Clint ImbodenOakland, CA
I come to making art with the perspective of a therapist. Just as a good therapist can act as a catalyst for change in a client, good art should elicit a strong reaction in the audience, provoking them to explore the reasons why they've been affected.
I usually find my materials at local flea markets. I start with the artifacts of daily living, things that most people discard or overlook: battered globes, worn shoes, dilapidated tools. I’m drawn to old materials because they foster purposeful imperfection in my art, an attribute that’s connected to their previous lives. I use them for their connotative, associative or narrative possibilities. My installation work is tactile and handmade; as an artist, I focus on process and on topical, issue-based content.
Viewing my artwork is not meant to be a passive experience; it involves reading, deciphering, taking the initiative to engage physically and psychically with text and objects. I use materials that challenge my audience to consider multiple references in order to understand the full meaning of a piece. I want people to be caught up in the experience of my work, just as I am, in making it. My goal is to have them come away from an encounter with the work knowing something new about themselves.
Clint Imboden is a self taught artist born in St. Louis Missouri. He grew up in a house full of stuff; although neither of my parents were artists, they were both collectors. His father had his tightly defined area of interest and was methodical when collecting while on the other hand, his mother had much more eclectic interests, with a voracious but impulsive almost obsessive collecting strategy.
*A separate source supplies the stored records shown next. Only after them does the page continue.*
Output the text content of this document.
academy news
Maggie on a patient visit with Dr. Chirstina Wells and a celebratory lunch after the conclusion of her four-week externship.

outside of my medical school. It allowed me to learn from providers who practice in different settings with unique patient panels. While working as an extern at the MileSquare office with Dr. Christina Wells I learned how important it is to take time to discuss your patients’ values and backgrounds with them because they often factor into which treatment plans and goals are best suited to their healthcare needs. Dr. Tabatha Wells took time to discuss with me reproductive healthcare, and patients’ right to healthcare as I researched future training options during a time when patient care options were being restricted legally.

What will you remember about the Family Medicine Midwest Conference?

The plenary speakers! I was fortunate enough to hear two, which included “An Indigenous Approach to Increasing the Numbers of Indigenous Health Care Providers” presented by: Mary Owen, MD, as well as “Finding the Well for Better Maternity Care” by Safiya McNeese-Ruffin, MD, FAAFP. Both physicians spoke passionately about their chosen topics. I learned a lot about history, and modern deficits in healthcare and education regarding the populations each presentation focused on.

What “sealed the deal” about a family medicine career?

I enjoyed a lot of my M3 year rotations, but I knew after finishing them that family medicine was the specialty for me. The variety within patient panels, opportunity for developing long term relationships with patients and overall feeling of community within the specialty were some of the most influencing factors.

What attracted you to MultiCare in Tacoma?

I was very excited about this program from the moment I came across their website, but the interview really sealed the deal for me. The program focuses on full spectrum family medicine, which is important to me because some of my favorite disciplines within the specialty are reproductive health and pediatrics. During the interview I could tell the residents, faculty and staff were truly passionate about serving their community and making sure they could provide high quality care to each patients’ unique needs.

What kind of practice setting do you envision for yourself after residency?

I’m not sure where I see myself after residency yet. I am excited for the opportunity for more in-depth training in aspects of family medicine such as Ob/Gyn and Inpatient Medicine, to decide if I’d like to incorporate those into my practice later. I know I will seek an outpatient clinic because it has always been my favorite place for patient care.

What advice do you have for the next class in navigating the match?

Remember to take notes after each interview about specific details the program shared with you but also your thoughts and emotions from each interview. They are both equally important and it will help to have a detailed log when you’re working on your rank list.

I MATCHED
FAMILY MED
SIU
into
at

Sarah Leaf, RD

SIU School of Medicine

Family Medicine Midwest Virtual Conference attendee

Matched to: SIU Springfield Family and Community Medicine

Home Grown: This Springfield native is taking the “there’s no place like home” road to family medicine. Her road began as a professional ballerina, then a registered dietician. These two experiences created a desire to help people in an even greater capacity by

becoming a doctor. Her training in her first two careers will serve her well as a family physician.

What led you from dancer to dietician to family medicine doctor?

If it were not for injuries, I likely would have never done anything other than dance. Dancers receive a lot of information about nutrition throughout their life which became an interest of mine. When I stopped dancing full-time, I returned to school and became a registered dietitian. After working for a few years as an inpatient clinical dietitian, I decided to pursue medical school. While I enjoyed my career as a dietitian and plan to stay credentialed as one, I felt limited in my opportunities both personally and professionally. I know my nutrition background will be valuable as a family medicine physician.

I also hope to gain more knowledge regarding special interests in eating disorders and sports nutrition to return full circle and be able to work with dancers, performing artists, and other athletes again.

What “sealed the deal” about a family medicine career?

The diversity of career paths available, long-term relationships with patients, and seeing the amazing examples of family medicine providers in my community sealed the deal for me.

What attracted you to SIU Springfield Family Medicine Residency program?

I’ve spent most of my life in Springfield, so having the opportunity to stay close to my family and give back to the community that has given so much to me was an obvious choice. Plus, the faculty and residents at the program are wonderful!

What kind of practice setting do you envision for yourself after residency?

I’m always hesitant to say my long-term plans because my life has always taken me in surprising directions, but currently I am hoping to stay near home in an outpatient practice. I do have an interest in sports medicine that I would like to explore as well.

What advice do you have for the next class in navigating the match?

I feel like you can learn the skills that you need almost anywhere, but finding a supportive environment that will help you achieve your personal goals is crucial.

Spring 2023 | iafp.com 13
Over the years Clint has nurtured two diverse careers, working as a mental health professional while making art. His way of seeing as an artist has been shaped both by his parents and by his experiences in the field of psychology. Like his mother, he can be drawn to new objects, without a conscious idea of why or how they will fit in to his work. Conversely drawing from his father, he then takes time to step back and try to balance the emotional attraction with the overarching then of the work.
As a self-taught artist, Clint has acquired skills from classes taken all over the country. His resourcefulness and desire to create teaching himself to weld, how to make urethane rubber molds and cast polyester resin.
A central element from Clint's psychology background has become an intricate part of his art: his belief that viewing art is equivalent to therapy. The individual is as much an equal partner in the art-viewing process as they are in the therapeutic one. Through the use of text, Braille, or Morse code he challenges the viewer to commit the time and energy it takes to read or decipher elements in his art to discover it’s full meaning. As in therapy the individual has to meet him half way.